Fed: The post-FOMC speakers tour picks up this week with aggregate comments likely to sound less hawkish than Powell’s press conference last Wednesday.  Late Friday, Chicago Fed President Evans said the cycle ceiling is now only ‘slightly higher’ than levels implied by the September dot plot with a potential to downshift to 50bp or even 25bp hikes going forward.

SPX: Our expected Q4 rally remains intact as long as the S&P 500 (SPX) remains north of technical support at ~3650.  Near-term SPX direction is being dictated by terminal rate expectations that we extract from the OIS forward market.  The SPX has backed off, but remains fairly resilient despite higher terminal rates coming out of Wednesday’s Powell press conference and the recent breakdown in mega-cap Tech stocks.  The mid-October technical signals that had us positioned for a Q4 rally remain firmly in place and lower terminal rate expectations coming out of Thursday’s CPI print are now required.  If realized, our CPI forecast (below) should be enough to keep the Q4 rally scenario in place with other drivers including the passing of midterm elections, favorable positioning, favorable seasonality and the potential for incremental China reopening.
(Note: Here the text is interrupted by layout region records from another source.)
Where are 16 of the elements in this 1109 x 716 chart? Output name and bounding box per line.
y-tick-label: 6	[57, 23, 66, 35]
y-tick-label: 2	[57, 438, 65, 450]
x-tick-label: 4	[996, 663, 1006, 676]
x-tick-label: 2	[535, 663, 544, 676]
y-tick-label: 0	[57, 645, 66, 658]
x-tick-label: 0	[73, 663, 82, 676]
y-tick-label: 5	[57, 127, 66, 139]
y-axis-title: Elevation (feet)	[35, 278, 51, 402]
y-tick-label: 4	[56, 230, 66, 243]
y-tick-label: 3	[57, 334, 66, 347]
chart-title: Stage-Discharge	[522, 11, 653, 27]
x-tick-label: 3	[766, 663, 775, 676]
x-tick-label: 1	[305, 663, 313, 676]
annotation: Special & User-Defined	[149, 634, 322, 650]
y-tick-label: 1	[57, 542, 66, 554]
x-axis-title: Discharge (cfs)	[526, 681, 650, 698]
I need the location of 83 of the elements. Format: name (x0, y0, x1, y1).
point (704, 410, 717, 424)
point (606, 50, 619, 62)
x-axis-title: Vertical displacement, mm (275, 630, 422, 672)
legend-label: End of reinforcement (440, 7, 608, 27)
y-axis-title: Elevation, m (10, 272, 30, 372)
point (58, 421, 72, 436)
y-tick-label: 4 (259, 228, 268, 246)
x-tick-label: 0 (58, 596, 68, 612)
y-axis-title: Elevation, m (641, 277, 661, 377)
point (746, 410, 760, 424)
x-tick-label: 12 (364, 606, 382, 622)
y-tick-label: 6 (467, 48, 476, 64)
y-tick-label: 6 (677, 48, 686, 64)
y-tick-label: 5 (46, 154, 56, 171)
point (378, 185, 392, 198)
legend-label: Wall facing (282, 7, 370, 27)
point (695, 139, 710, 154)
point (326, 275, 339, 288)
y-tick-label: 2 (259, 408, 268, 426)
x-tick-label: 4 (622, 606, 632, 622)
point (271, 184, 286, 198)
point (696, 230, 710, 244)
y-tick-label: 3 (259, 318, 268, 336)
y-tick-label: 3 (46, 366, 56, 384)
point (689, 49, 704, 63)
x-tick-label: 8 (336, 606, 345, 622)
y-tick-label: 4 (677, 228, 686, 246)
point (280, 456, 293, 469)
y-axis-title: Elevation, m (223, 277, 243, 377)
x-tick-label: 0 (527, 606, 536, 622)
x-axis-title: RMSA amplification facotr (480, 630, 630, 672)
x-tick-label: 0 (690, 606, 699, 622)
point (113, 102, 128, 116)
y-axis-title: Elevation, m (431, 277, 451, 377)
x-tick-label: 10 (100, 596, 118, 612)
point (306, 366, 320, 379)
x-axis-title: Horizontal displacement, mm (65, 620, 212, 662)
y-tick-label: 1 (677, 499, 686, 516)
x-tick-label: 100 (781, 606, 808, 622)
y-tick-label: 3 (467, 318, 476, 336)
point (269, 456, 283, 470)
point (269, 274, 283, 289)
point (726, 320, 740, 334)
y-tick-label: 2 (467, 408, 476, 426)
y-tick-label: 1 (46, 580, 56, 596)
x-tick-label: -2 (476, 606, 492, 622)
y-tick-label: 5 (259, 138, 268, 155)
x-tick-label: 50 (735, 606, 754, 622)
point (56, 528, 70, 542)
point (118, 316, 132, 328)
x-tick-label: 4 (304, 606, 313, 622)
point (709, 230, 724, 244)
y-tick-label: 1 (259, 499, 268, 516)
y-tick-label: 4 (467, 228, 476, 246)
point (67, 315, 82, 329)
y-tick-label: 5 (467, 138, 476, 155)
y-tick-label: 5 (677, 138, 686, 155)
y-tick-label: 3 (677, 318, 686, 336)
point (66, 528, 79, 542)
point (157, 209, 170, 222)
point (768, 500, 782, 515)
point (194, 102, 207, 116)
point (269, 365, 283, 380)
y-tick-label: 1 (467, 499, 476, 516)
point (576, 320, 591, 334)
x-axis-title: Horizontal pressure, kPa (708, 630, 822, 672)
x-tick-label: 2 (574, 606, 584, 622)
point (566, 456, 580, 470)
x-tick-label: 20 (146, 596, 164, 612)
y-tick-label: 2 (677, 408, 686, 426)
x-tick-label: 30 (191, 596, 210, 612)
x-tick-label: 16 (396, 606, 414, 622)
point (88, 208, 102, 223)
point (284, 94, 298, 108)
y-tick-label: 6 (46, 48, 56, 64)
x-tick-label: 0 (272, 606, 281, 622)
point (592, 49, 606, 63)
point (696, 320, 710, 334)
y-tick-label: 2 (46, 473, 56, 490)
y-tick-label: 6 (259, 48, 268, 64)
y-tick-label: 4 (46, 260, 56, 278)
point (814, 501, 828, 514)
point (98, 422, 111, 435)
Higher terminal rates post-CPI and a break below ~3650 would likely end our Q4 rally narrative, but there’s strong technical support just underneath in the 3500-3525 area.

CPI: We expect October headline CPI will come in up +0.6% MoM, leading to a YoY moderation to 7.9% from 8.2% last month. Most of the strength in October headline inflation comes from energy prices following three straight monthly declines.  We expect softer readings in other CPI components including new vehicle prices, used vehicle prices, Apparel prices, communication prices and medical care inflation. We’re looking for core CPI (ex food and fuel) to be up +0.4% MoM and +6.4% YoY vs. September’s +6.6%. We expect most of the gain in core CPI will come from rent measures again with expectations for substantive declines during Q1.